In their own time, composers such as Barbara Strozzi, Isabella Leonarda and Élisabeth Jacquet de La Guerre were highly celebrated. But when they died, their reputations faded with them – until now.
Vrouwelijke componisten en muzikanten werden maar al te vaak vergeten of bleven in de schaduw van hun mannelijke collega’s staan. Sinds de jaren ’70 kent het onderzoek naar vrouwelijke componisten een toename. Mooie voorbeelden zijn Women & Music: a history geredigeerd door Karin Pendle en Het tweede thema of de verwaarloosde geschiedenis van de componerende vrouw van Simonne Claeys. Maar ondanks deze late inhaalbeweging loopt klassieke muziek nog steeds achter met haar genderbeleid. Nog steeds te vaak blijft hun muziek slechts noten op papier. Daarom stellen wij u graag voor aan een van deze vrouwelijke genieën: Isabella Leonarda.
Muzikaal genialiteit
Isabella Leonarda (1620-1704) werd in een lage adelijke familie te Novara geboren. Hoewel over haar kinderjaren geen informatie bewaard gebleven is, werd ze zoals gebruikelijk was voor de toenmalige aristocratie onderwezen in de kunsten en de muziek. In 1636 trad Leonarda toe tot de Collegio di Sant’Orsola in Novara, waar zij de rest van haar leven, doorbracht. De meeste van de nonnen uit deze gemeenschap kwamen uit de adelijke stand en kende een hoog cultureel niveau. Het is in deze context dat Leonarda’s muzikale vaardigheden openbloeiden.

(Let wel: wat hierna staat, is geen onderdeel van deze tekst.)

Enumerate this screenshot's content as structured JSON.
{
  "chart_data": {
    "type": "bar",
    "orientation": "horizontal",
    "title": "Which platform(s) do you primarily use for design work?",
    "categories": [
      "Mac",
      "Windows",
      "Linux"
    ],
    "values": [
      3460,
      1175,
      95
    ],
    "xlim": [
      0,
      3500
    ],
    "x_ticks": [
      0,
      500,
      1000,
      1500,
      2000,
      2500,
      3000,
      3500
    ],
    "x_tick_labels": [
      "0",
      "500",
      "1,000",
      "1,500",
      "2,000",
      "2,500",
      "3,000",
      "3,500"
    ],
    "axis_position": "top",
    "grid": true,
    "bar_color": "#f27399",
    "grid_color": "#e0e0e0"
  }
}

Uit verslagen van de gemeenschap blijkt dat Leonarda een voorbeeldige non was. Ze bedreven in lezen, schrijven en de kunsten. Er staat geschreven dat ze een gave had voor gregoriaans te zingen en te versieren. Vermoedelijk kreeg Leonarda lessen compositie van Gasparo Casati (c.1610-1641) — een van de grootste componisten van zijn tijd en die koordirigent van Novara’s kathedraal was. Al in 1640, op haar 24e publiceerde Leonarda haar eerste werken. Ook is het vrijwel zeker dat ze geduurde deze vroege periode als magistra musicae met een schola cantorum optrad in de diensten van de kathedraal.
Niet enkel in haar geboortestad Novara genoot Leonarda’s muziek aan bekendheid. Na haar dood werden bijna 200 composities in Venetië, Milaan en vooral Bologna uitgegeven. Buiten het Italiaanse schiereiland was ze slechts in beperkte mate gekend. Geleidelijk aan raakte haar naam vergeten tot haar muziek in de 20e eeuw herontdekt werd. Samen met Barbara Strozzi (1619-1677) en Élisabeth Jacquet de La Guerre (1665-1729) wordt Leonarda beschouwd als één van de grote vrouwelijke componisten uit de barokperiode.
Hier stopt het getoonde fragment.